The problem with this neat picture is reward-hacking. This process wouldn’t optimize for better performance on fuzzy tasks, it would optimize for performance on fuzzy tasks that looks better to the underlying model. And much like RLHF doesn’t scale to superintelligence, this doesn’t scale to superhuman fuzzy-task performance.
It can improve the performance a bit. But once you ramp up the optimization pressure, “better performance” and “looks like better performance” would decouple from each other and the model would train itself into idiosyncratic uselessness. (Indeed: if it were this easy, doesn’t this mean you should be able to self-modify into a master tactician or martial artist by running some simulated scenarios in your mind, improving without bound, and without any need to contact reality?)
… Or so my intuition goes. It’s possible that this totally works for some dumb reason. But I don’t think so. RL has a long-standing history of problems with reward-hacking, and LLMs’ judgement is one of the most easily hackable things out there.
(Note that I’m not arguing that recursive self-improvement is impossible in general. But RLAIF, specifically, just doesn’t look like the way.)

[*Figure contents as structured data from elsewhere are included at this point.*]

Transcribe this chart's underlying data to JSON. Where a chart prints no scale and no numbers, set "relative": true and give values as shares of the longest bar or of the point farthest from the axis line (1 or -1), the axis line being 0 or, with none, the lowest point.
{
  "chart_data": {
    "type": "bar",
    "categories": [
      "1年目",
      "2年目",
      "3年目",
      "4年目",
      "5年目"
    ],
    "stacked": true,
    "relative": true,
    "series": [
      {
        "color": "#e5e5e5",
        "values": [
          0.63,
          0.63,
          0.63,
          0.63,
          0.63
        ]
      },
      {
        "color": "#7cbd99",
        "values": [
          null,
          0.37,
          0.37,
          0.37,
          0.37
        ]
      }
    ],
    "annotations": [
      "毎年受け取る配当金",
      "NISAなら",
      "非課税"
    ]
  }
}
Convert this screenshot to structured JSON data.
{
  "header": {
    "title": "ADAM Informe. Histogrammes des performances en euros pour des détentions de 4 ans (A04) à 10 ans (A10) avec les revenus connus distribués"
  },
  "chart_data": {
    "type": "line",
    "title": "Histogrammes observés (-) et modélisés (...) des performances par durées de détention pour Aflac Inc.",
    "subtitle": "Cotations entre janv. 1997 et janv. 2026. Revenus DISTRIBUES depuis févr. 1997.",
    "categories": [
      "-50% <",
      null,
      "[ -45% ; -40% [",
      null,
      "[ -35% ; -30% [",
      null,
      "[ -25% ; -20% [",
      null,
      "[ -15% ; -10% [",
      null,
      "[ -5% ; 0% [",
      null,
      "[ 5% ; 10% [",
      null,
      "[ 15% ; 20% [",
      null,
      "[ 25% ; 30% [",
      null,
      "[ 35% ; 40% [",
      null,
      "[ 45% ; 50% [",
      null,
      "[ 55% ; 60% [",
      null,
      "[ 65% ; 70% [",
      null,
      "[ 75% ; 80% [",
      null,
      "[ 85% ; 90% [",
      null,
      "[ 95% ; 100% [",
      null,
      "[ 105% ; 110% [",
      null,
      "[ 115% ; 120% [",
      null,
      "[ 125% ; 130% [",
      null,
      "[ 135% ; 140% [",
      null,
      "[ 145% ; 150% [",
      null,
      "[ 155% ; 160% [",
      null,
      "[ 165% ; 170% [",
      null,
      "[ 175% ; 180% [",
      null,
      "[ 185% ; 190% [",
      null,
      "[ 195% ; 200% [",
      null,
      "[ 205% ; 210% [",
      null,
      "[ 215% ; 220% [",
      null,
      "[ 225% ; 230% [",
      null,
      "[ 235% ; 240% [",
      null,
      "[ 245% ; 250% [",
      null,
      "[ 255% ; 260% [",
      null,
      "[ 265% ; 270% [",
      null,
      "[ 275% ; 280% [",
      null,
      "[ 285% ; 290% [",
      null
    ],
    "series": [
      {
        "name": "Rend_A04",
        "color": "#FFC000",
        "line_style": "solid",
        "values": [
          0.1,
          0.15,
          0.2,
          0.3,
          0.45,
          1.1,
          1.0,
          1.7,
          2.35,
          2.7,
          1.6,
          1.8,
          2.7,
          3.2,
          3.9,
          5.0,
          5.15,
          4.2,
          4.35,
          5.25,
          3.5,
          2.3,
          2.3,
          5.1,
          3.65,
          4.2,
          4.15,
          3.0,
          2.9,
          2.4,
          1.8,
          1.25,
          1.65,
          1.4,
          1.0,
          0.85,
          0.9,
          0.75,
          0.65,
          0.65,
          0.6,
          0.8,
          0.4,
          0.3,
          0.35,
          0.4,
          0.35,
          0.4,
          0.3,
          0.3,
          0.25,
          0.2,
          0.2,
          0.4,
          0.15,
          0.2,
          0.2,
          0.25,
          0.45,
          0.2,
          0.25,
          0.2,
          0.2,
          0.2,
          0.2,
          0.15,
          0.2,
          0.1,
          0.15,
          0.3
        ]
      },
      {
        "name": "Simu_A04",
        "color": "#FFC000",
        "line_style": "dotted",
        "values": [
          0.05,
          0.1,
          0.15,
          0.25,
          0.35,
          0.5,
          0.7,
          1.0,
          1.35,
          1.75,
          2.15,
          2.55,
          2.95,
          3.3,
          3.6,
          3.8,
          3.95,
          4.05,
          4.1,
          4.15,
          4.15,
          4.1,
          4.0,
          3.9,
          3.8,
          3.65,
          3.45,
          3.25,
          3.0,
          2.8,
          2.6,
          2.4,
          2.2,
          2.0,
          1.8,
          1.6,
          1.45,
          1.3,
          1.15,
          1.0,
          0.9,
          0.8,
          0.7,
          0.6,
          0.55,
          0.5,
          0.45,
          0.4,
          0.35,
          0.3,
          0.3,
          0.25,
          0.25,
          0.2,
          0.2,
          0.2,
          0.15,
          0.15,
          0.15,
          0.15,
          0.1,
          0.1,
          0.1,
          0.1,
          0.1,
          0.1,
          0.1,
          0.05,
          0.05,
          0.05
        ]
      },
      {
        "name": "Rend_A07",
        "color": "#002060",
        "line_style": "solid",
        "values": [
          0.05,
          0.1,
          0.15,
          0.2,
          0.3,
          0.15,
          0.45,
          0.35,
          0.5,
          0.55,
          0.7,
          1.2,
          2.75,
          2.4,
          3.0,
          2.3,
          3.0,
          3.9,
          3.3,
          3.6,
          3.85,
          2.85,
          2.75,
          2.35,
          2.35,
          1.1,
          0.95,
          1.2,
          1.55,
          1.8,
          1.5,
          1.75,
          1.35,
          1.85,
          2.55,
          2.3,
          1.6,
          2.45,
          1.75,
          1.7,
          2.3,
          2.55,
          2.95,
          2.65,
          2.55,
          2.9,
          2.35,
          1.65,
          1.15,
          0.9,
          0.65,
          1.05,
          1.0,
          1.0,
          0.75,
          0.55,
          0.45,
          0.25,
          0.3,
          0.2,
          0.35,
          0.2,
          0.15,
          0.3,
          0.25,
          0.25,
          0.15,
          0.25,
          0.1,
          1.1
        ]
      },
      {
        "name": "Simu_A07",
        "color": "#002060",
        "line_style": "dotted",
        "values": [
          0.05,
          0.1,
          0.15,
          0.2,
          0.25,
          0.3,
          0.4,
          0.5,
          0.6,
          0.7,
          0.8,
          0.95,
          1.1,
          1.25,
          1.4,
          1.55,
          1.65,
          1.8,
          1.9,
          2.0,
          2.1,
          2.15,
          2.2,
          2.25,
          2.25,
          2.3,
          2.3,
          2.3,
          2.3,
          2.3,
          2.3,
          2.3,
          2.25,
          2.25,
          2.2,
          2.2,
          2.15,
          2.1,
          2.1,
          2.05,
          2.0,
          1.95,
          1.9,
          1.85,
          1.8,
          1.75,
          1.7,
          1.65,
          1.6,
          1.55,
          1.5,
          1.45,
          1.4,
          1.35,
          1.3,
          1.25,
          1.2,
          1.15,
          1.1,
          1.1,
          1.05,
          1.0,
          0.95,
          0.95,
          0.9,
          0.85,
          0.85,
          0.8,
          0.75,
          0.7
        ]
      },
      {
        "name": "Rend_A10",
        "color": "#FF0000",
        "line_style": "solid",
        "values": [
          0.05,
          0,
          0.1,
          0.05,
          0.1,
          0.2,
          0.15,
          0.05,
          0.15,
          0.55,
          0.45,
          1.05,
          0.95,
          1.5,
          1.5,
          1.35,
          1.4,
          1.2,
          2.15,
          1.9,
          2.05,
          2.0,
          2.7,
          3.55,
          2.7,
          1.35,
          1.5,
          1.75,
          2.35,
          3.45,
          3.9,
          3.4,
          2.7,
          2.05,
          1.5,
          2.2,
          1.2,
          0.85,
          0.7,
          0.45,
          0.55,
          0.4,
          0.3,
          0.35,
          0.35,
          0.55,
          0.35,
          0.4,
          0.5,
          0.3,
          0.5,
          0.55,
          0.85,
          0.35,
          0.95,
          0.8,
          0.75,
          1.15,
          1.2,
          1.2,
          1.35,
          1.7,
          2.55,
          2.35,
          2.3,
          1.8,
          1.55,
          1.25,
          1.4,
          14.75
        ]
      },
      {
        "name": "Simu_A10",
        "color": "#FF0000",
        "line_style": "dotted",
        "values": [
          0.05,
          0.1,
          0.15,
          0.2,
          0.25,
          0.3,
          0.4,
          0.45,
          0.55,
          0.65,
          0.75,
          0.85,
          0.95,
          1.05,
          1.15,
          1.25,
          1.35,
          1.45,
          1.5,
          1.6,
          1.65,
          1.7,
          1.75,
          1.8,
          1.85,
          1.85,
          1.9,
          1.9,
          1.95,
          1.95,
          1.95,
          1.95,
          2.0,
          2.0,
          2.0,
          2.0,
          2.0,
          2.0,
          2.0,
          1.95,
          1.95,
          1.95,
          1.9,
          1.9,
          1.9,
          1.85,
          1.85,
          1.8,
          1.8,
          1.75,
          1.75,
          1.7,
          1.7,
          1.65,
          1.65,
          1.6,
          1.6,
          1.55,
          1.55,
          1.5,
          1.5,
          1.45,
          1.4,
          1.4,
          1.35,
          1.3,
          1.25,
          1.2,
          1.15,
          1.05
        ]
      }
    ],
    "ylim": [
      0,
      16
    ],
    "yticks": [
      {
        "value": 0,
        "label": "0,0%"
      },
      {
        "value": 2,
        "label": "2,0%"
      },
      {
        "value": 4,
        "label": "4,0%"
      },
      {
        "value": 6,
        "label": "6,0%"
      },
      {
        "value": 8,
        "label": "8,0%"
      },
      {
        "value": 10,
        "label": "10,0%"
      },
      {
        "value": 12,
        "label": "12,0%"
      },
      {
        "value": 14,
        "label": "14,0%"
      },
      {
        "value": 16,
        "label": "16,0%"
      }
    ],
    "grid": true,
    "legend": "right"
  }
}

Yeah, it’s possible that CoT training unlocks reward hacking in a way that wasn’t previously possible. This could be mitigated at least somewhat by continuing to train the reward function online, and letting the reward function use CoT too (like OpenAI’s “deliberative alignment” but more general).
I think a better analogy than martial arts would be writing. I don’t have a lot of experience with writing fiction, so I wouldn’t be very good at it, but I do have a decent ability to tell good fiction from bad fiction. If I practiced writing fiction for a year, I think I’d be a lot better at it by the end, even if I never showed it to anyone else to critique. Generally, evaluation is easier than generation.
Martial arts is different because it involves putting your body in OOD situations that you are probably pretty poor at evaluating, whereas “looking at a page of fiction” is a situation that I (and LLMs) are much more familiar with.
Well… One problem here is that a model could be superhuman at:
thinking speed
math
programming
flight simulators
self-replication
cyberattacks
strategy games
acquiring and regurgitating relevant information from science articles
And be merely high-human-level at:
persuasion
deception
real world strategic planning
manipulating robotic actuators
developing weapons (e.g. bioweapons)
wetlab work
research
acquiring resources
avoiding government detection of its illicit activities
Such an entity as described could absolutely be an existential threat to humanity. It doesn’t need to be superhuman at literally everything to be superhuman enough that we don’t stand a chance if it decides to kill us.
So I feel like “RL may not work for everything, and will almost certainly work substantially better for easy to verify subjects” is… not so reassuring.
I agree. I think you don’t even need most of the stuff on the “superhuman” list, the equivalent of a competent IQ-130 human upload probably does it, as long as it has the speed + self-copying advantages.